Clinical classification of hereditary sequence variants identified in disease-associated genes directly affects clinical management of affected individuals and their relatives. Addressing this need in the Analysis on page 107, the International Society for Gastrointestinal Hereditary Tumours (InSiGHT) has applied expert curation to thousands of different mutations found in families affected by colon cancer all over the world, adding up the evidence for variants conferring inherited risk of cancer, identifying types of mutations that obviously impair the genome's ability to repair its DNA sequence and separating these variants from harmless common variants that confer no risk of cancer above that present in individuals without family-specific mutations. Individuals carrying rare 'spell-checking' mutations in mismatch-repair genes have a substantially increased risk of colorectal and endometrial cancer as well as a range of other cancers. However, once such a mutation causing Lynch syndrome has been detected in a family, intensive management of carrier individuals reduces their mortality. Expert review of the evidence for colon cancer risk conferred by constitutional variants in MLH1, MSH2, MSH6 and PMS2 has now resulted in the reclassification of two-thirds of the variants reported in existing databases and has led to clinical recommendations for the interpretation of 1,370 variants that do not result in obvious protein truncation. This kind of individual scrutiny of the evidence within an explicit framework for likelihood-based decision-making is by its nature painstaking, as mutations in different genes have different penetrance and the number of individuals in each family identified with the disease and with mutations varies for each report. Accordingly, precise attribution has been systematically credited to the participating laboratories reporting individual variants, published or unpublished, as an incentive to continue the collection, curation and stewardship of this clinically valuable data set.

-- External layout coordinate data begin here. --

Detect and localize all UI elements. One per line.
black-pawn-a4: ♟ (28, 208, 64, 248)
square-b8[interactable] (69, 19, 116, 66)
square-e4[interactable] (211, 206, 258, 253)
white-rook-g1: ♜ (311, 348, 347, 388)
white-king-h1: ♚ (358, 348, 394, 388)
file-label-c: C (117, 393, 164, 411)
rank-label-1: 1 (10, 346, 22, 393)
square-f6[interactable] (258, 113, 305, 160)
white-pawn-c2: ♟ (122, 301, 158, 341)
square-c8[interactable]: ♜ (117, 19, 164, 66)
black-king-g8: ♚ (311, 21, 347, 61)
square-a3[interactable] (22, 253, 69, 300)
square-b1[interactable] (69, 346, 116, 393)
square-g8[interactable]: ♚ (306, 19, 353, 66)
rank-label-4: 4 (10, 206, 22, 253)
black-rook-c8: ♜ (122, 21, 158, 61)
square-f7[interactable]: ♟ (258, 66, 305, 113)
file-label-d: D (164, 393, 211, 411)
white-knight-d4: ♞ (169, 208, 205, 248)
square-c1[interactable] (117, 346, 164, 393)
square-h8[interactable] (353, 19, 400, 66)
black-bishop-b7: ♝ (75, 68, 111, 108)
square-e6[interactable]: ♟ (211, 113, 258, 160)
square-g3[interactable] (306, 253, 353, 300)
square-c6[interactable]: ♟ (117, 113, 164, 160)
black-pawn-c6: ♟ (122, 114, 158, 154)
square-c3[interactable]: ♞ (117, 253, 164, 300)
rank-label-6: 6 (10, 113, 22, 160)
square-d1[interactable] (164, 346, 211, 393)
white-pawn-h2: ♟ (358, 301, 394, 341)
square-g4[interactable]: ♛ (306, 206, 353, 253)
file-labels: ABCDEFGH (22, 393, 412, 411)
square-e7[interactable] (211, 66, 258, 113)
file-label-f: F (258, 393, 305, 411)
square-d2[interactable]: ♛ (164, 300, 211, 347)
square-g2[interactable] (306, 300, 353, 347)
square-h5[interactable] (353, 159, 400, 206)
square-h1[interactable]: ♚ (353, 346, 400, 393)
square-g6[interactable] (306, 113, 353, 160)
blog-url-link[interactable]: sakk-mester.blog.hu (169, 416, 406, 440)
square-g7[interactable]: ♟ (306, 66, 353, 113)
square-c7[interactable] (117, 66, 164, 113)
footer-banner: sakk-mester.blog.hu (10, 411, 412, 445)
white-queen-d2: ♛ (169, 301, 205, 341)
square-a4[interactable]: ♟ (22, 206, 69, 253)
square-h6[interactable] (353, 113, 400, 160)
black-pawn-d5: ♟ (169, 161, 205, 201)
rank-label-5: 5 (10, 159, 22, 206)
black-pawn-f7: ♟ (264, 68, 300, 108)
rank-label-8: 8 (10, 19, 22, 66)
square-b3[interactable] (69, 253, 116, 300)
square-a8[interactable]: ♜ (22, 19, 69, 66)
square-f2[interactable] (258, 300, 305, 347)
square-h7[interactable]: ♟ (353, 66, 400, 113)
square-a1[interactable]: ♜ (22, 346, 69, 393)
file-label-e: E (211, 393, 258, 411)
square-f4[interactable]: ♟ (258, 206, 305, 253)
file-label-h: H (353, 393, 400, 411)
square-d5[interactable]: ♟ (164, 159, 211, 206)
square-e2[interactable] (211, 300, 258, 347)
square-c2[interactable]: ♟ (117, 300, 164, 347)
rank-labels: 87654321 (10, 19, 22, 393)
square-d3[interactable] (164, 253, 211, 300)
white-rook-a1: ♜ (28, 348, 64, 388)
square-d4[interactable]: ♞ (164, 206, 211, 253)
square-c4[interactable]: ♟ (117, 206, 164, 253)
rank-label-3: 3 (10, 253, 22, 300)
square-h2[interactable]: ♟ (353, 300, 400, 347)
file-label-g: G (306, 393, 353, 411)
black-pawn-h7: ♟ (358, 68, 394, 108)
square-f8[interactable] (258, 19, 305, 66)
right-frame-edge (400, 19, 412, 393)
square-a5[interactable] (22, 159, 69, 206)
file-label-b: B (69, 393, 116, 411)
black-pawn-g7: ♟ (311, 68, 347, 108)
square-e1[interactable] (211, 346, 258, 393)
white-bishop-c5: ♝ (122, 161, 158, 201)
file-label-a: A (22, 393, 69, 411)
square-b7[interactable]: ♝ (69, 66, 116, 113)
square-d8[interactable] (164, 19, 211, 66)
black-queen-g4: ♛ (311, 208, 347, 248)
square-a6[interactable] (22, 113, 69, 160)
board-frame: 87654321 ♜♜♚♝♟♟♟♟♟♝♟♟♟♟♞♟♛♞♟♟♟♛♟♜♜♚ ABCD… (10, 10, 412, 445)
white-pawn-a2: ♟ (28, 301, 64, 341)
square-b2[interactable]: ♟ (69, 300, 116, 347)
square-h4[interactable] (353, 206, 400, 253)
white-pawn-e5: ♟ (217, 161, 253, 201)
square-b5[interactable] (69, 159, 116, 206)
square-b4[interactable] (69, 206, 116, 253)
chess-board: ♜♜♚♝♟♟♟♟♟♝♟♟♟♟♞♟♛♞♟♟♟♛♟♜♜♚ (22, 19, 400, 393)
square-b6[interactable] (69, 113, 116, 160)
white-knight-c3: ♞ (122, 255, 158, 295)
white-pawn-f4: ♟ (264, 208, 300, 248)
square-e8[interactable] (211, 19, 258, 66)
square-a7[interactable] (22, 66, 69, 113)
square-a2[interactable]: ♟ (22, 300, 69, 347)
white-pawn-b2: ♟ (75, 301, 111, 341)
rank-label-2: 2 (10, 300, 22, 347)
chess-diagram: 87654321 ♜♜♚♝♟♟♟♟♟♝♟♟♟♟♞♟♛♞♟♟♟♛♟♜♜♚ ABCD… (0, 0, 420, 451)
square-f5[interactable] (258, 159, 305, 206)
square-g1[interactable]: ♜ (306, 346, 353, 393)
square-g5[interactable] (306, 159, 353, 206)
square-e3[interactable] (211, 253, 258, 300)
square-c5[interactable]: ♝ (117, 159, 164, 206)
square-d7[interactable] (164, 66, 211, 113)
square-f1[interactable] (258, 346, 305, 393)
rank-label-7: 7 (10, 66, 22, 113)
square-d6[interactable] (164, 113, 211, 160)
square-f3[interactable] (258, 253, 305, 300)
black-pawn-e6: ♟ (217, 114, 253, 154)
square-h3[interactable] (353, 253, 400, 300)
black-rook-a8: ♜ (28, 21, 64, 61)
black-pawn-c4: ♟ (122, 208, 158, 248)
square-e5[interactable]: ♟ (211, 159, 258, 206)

In the absence of unequivocal support from segregation analysis, many variants still cannot currently be classified, for example, large duplications, most synonymous and some missense mutations, intronic variants and most variants in promoter and enhancer elements. Interpretation of variants in terms of their disruption of protein-coding sequence may also be misleading, as these variants may also be associated with transcription factor binding sites overlapping the coding regions of exons (Science 342, 1367–1372, 2013) or microRNA target sites, or they may have effects on RNA splicing or stability.

In an earlier study this year (Nat. Genet. 45, 1160–1167, 2013), CFTR variants were systematically assessed for the phenotypes of cystic fibrosis and sweat chloride concentration, and a set of missense variants was examined in transgenic cells in tissue culture for effect on protein localization and chloride channel function. In addition, the genetic architecture and biology of cystic fibrosis enabled the reassignment of a number of candidate missense variants as nonpathogenic when found in trans with the common CFTR allele encoding p.Phe508del in fathers, as a man without a functional CFTR allele would be sterile, lacking vas deferens development. Although this finding depends upon the particular gene mutations and their biological consequences, the concept of a genetic test for normal alleles is a powerful one.

These studies are models for turning genome sequence into medically actionable information via review by an expert community. The statistical model for assessment is extendable to other genetic disorders with and without explicit modeling of the protein functions encoded by the affected genes. The difficulty encountered in these studies adapting variant calls for clinical decision-making suggests that, in addition to research aimed at the discovery of new disease genes, we also need more discussion of systematic ways to assess the variety of variants that can now be found by genomic sequencing.